And change does come. Maybe not fast enough for some, maybe too fast for others. They call me an innovator when it comes to change in congregations.
I've done stuff in congregations that even early adopters take five years to catch up on. There are only two numbers in my world: one (1) and A Lot. There is no in-between. Either you change or you die.
One of my most formative conversations happened with my college roommate and best friend Marty. We were sitting on his porch as I was about to begin to seminary. He was worried that my lifestyle, my temperament, and my need to do things my way might not work well in a typical Christian congregation. He was wrong. They don't work in ANY congregation, typical or not. Except that it does...People want to change. People don't want their congregations to die.
Since we all know change is going to come, people are often waiting for it--and when they see me--they pretty much know it's here. The look my late father-in-law gave me upon first seeing me told me he knew things were never going to be the same for him...or his daughter.
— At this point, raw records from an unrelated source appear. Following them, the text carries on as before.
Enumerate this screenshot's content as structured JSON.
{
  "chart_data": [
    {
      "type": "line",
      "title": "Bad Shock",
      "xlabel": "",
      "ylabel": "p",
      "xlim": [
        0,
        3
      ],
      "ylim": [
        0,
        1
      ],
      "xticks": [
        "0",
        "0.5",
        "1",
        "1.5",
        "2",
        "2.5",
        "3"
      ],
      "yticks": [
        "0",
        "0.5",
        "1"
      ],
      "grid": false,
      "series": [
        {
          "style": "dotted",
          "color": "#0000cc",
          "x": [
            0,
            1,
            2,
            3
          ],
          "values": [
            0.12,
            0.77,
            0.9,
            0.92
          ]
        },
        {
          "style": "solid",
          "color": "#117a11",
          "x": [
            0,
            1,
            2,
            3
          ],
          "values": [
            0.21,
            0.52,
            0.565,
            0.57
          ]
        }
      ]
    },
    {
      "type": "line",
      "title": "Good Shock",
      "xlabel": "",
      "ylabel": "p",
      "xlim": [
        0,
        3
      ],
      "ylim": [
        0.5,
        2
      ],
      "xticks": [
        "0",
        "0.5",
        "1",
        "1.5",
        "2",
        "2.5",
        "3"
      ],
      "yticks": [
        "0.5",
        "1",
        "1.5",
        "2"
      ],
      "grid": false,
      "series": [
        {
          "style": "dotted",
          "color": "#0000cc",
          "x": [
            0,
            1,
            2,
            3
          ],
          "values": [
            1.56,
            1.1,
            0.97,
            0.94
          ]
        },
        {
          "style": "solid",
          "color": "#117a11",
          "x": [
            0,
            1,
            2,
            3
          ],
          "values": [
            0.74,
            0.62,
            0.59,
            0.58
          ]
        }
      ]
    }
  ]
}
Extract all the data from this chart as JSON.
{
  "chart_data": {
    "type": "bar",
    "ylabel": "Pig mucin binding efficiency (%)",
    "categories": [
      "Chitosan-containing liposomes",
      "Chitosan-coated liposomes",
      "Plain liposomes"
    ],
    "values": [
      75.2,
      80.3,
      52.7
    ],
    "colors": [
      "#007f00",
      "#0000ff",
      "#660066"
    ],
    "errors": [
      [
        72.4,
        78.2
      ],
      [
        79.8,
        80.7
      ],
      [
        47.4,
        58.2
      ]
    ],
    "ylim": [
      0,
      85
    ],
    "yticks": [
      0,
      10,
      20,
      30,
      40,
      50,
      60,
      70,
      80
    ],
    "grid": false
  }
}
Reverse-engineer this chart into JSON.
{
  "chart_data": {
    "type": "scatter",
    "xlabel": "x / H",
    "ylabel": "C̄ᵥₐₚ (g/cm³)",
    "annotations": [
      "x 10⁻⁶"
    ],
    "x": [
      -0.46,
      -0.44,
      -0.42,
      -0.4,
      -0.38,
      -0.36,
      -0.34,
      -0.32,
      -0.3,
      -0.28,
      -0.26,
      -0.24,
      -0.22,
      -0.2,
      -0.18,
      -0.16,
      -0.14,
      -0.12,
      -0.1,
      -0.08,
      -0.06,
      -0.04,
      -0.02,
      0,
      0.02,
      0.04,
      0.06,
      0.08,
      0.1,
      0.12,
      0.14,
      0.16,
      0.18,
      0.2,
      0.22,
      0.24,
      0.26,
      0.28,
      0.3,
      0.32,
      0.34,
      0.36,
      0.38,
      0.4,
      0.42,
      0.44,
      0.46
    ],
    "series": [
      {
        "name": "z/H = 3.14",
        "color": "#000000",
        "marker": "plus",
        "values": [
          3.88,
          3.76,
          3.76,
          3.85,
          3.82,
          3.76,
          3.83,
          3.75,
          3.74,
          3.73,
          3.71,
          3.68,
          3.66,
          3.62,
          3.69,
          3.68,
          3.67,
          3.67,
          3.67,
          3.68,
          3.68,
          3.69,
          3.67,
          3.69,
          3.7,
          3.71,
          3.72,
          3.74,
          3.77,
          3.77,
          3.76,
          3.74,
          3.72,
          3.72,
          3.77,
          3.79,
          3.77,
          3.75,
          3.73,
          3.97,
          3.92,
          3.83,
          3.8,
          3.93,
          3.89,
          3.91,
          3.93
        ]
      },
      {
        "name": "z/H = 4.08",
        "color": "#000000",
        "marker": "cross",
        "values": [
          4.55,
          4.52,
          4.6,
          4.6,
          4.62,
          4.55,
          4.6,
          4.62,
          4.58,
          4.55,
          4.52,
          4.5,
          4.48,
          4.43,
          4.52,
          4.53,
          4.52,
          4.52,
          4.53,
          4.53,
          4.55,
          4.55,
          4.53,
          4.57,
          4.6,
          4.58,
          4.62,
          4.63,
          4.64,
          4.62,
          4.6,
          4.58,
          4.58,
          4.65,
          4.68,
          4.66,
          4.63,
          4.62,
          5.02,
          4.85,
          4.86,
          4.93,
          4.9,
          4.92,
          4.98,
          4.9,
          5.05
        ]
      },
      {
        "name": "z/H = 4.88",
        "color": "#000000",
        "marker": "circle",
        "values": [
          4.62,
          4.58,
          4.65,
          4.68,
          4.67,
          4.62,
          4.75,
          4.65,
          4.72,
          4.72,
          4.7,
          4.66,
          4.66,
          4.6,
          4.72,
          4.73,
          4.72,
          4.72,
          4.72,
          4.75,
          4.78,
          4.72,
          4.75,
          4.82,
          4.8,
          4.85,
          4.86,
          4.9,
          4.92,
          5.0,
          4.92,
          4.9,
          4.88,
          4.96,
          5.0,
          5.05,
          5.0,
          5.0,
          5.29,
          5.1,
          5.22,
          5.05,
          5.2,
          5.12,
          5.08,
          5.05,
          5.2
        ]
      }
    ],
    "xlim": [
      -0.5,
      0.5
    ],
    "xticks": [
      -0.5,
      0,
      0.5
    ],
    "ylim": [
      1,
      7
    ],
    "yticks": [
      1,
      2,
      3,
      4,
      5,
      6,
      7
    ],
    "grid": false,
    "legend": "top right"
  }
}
I wonder were Jesus might have fit on the "adoption scale?" He doesn't seem to be an innovator, as a lot of what he did has stories that go back, way back. But you wouldn't call him a "laggard" either, would you? Jesus had a lot of people with him, many of those might have been early adopters. It's tempting to think of Jesus' opponents as "laggards," but they could have just been competing early adopters or innovators. (Especially if you believe, as I do, that Jesus was a Pharisee early in his life in Jerusalem before he embarked on his own ministry outside of Pharisism.)
Now, unlike Mr. Cooke I have not been running. I embrace change. I seek change. I create change if no one else does. The change he was talking about involved his understanding of being a black man in a white-dominated world, and that a change is coming. Maybe the election of Barack Obama to the Presidency of the United States was the last (the laggard) of Mr. Cooke's innovation? Maybe not. But change does come...how do you deal with it?
May your tables be full and your conversations be true.